By William Hjorstberg
Publisher: Open Roads Media
Pub. Date: May 12th, 2014
Rating: 2 out of 5 stars
I asked my friend, “When did I tell him I would do that?”
“While you were milking his cows, around 2 in the morning."
“But I don’t know how to milk cows!”
“You’re telling me,” my friend said.
I am not one to renege on even a drunken and stoned promise. So I went with my new farmer friend and we sold his hay. We had a great time. Afterwards we went to a hole in the wall restaurant where we had the locally prescribed hangover cure of chicken soup and a Coke with a raw egg in it. Yes, the hangover cure worked almost immediately, in case you were wondering.
I guess I was lucky compared to Tod the protagonist in Mañana who, after his first time using heroin, wakes up next to a dead prostitute with her throat slit. All the others, a seedy group of dealers and gangster types, are gone along with Tod’s girlfriend Linda. It is up to Tod to find out who killed the girl. For all he knows, it could have been him. But his main goal is to find his girlfriend to see if she left willingly or was kidnapped. What follows is a journey to the dark side of the 70s counterculture and the underbelly of gang life in Mexico.

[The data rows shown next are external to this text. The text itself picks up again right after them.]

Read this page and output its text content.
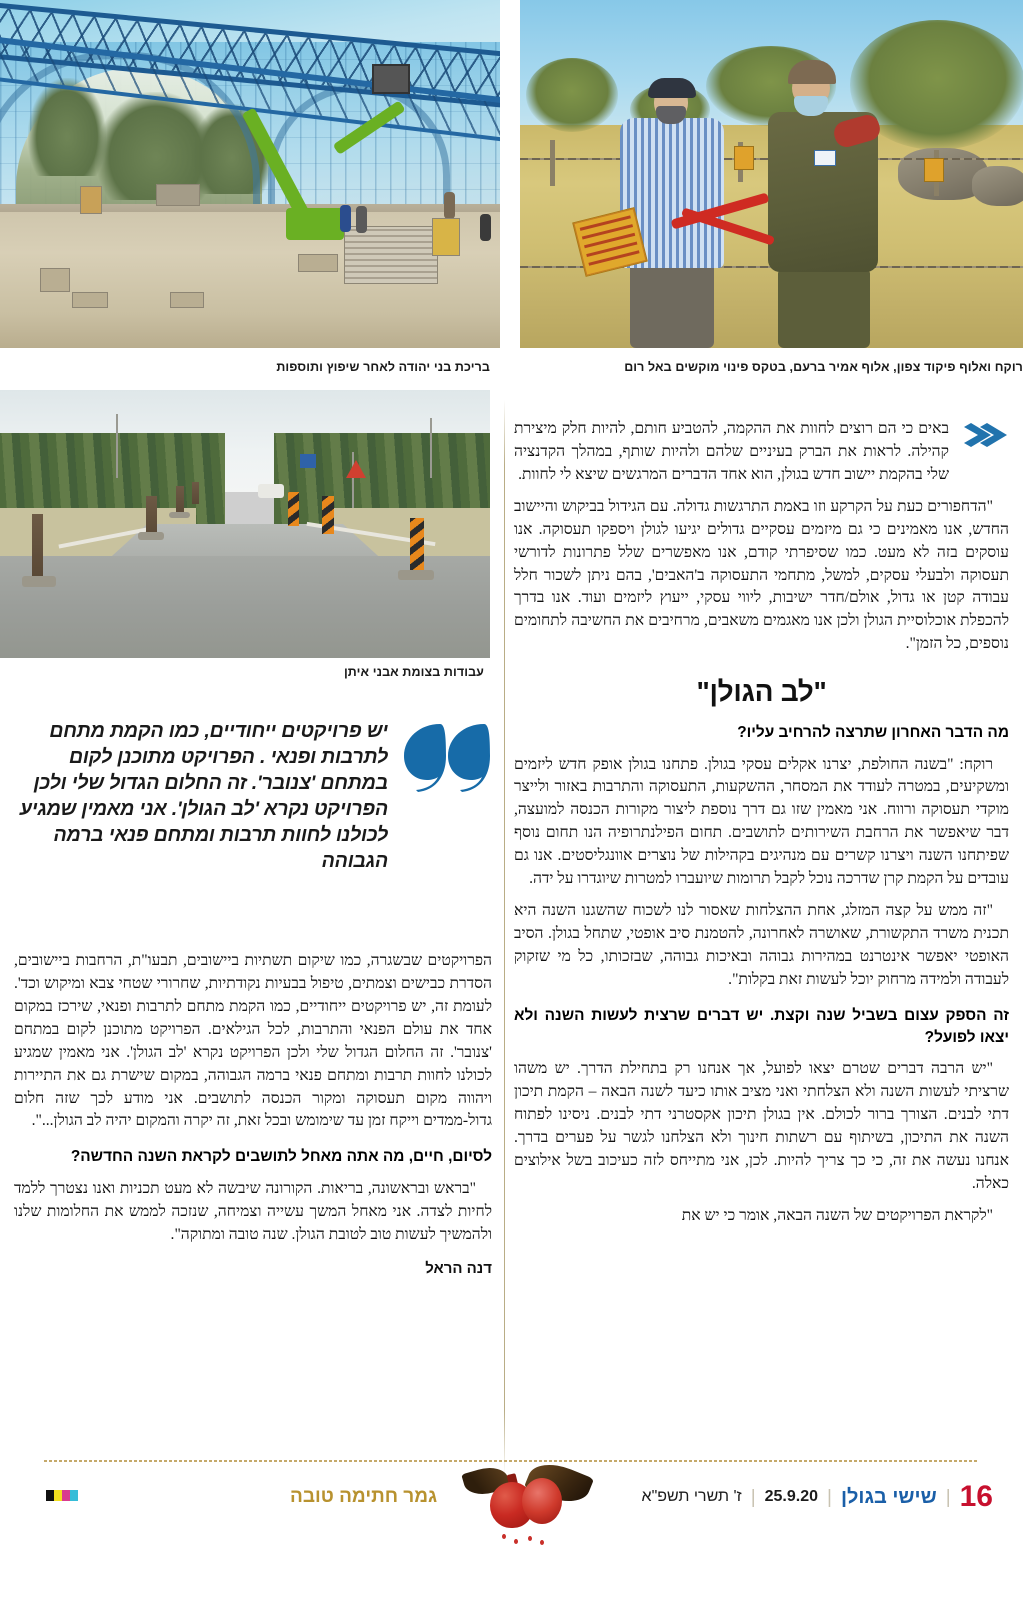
בריכת בני יהודה לאחר שיפוץ ותוספות	רוקח ואלוף פיקוד צפון, אלוף אמיר ברעם, בטקס פינוי מוקשים באל רום
עבודות בצומת אבני איתן
יש פרויקטים ייחודיים, כמו הקמת מתחם לתרבות ופנאי . הפרויקט מתוכנן לקום במתחם 'צנובר'. זה החלום הגדול שלי ולכן הפרויקט נקרא 'לב הגולן'. אני מאמין שמגיע לכולנו לחוות תרבות ומתחם פנאי ברמה הגבוהה

באים כי הם רוצים לחוות את ההקמה, להטביע חותם, להיות חלק מיצירת קהילה. לראות את הברק בעיניים שלהם ולהיות שותף, במהלך הקדנציה שלי בהקמת יישוב חדש בגולן, הוא אחד הדברים המרגשים שיצא לי לחוות.

"הדחפורים כעת על הקרקע וזו באמת התרגשות גדולה. עם הגידול בביקוש והיישוב החדש, אנו מאמינים כי גם מיזמים עסקיים גדולים יגיעו לגולן ויספקו תעסוקה. אנו עוסקים בזה לא מעט. כמו שסיפרתי קודם, אנו מאפשרים שלל פתרונות לדורשי תעסוקה ולבעלי עסקים, למשל, מתחמי התעסוקה ב'האבים', בהם ניתן לשכור חלל עבודה קטן או גדול, אולם/חדר ישיבות, ליווי עסקי, ייעוץ ליזמים ועוד. אנו בדרך להכפלת אוכלוסיית הגולן ולכן אנו מאגמים משאבים, מרחיבים את החשיבה לתחומים נוספים, כל הזמן".

"לב הגולן"

מה הדבר האחרון שתרצה להרחיב עליו?

רוקח: "בשנה החולפת, יצרנו אקלים עסקי בגולן. פתחנו בגולן אופק חדש ליזמים ומשקיעים, במטרה לעודד את המסחר, ההשקעות, התעסוקה והתרבות באזור ולייצר מוקדי תעסוקה ורווח. אני מאמין שזו גם דרך נוספת ליצור מקורות הכנסה למועצה, דבר שיאפשר את הרחבת השירותים לתושבים. תחום הפילנתרופיה הנו תחום נוסף שפיתחנו השנה ויצרנו קשרים עם מנהיגים בקהילות של נוצרים אוונגליסטים. אנו גם עובדים על הקמת קרן שדרכה נוכל לקבל תרומות שיועברו למטרות שיוגדרו על ידה.

"זה ממש על קצה המזלג, אחת ההצלחות שאסור לנו לשכוח שהשגנו השנה היא תכנית משרד התקשורת, שאושרה לאחרונה, להטמנת סיב אופטי, שתחל בגולן. הסיב האופטי יאפשר אינטרנט במהירות גבוהה ובאיכות גבוהה, שבזכותו, כל מי שזקוק לעבודה ולמידה מרחוק יוכל לעשות זאת בקלות".

זה הספק עצום בשביל שנה וקצת. יש דברים שרצית לעשות השנה ולא יצאו לפועל?

"יש הרבה דברים שטרם יצאו לפועל, אך אנחנו רק בתחילת הדרך. יש משהו שרציתי לעשות השנה ולא הצלחתי ואני מציב אותו כיעד לשנה הבאה – הקמת תיכון דתי לבנים. הצורך ברור לכולם. אין בגולן תיכון אקסטרני דתי לבנים. ניסינו לפתוח השנה את התיכון, בשיתוף עם רשתות חינוך ולא הצלחנו לגשר על פערים בדרך. אנחנו נעשה את זה, כי כך צריך להיות. לכן, אני מתייחס לזה כעיכוב בשל אילוצים כאלה.

"לקראת הפרויקטים של השנה הבאה, אומר כי יש את

הפרויקטים שבשגרה, כמו שיקום תשתיות ביישובים, תבעו"ת, הרחבות ביישובים, הסדרת כבישים וצמתים, טיפול בבעיות נקודתיות, שחרורי שטחי צבא ומיקוש וכד'. לעומת זה, יש פרויקטים ייחודיים, כמו הקמת מתחם לתרבות ופנאי, שירכז במקום אחד את עולם הפנאי והתרבות, לכל הגילאים. הפרויקט מתוכנן לקום במתחם 'צנובר'. זה החלום הגדול שלי ולכן הפרויקט נקרא 'לב הגולן'. אני מאמין שמגיע לכולנו לחוות תרבות ומתחם פנאי ברמה הגבוהה, במקום שישרת גם את התיירות ויהווה מקום תעסוקה ומקור הכנסה לתושבים. אני מודע לכך שזה חלום גדול-ממדים וייקח זמן עד שימומש ובכל זאת, זה יקרה והמקום יהיה לב הגולן...".

לסיום, חיים, מה אתה מאחל לתושבים לקראת השנה החדשה?

"בראש ובראשונה, בריאות. הקורונה שיבשה לא מעט תכניות ואנו נצטרך ללמד לחיות לצדה. אני מאחל המשך עשייה וצמיחה, שנזכה לממש את החלומות שלנו ולהמשיך לעשות טוב לטובת הגולן. שנה טובה ומתוקה".

דנה הראל
גמר חתימה טובה	16
|
שישי בגולן
|
25.9.20
|
ז' תשרי תשפ"א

It’s too bad it isn’t interesting. Hjorstberg at his best is a talented writer whose gritty style glows with atmosphere and emotion. He was at his best in his novel, Falling Angel, whose plot most people are familiar with due to its retelling in the movie Angel Heart. Mañana is not the writer’s best. The gritty style is still there but there is no investment in the characters. Tod is meant to be sincere and inexperienced but just comes out stupid and self-centered. We do not meet Linda until the end but what we find is a jarring reversal with no real explanation. The rest of the characters are essentially colorful but stereotypical gangsters and drug leaders. Then there is the pace. Aside from the straight-to-the-plot first chapter, it moves really slowly to the point that we wonder about Tod’s motivation. The back story with Tod and Linda is visited but it offers no revelations and drags the story even more. While the atmosphere is dark, it just doesn’t ring true that these two naive tourists would find themselves in a situation like this. Without that bit of information, the rest of the tale becomes too big to swallow.
I will give the author credit for setting the stage though, he writes about a dark side to the Mexico in the 70, a region and area that most authors describe nostalgically. There is no nostalgia in Hjorstberg’s Mexico, just criminal deals and betrayals. Yet that theme doesn’t take hold enough for me to immerse myself in the dark. While there is no denying Hjorstberg is a skilled writer, Mañana is ultimately a major disappointment.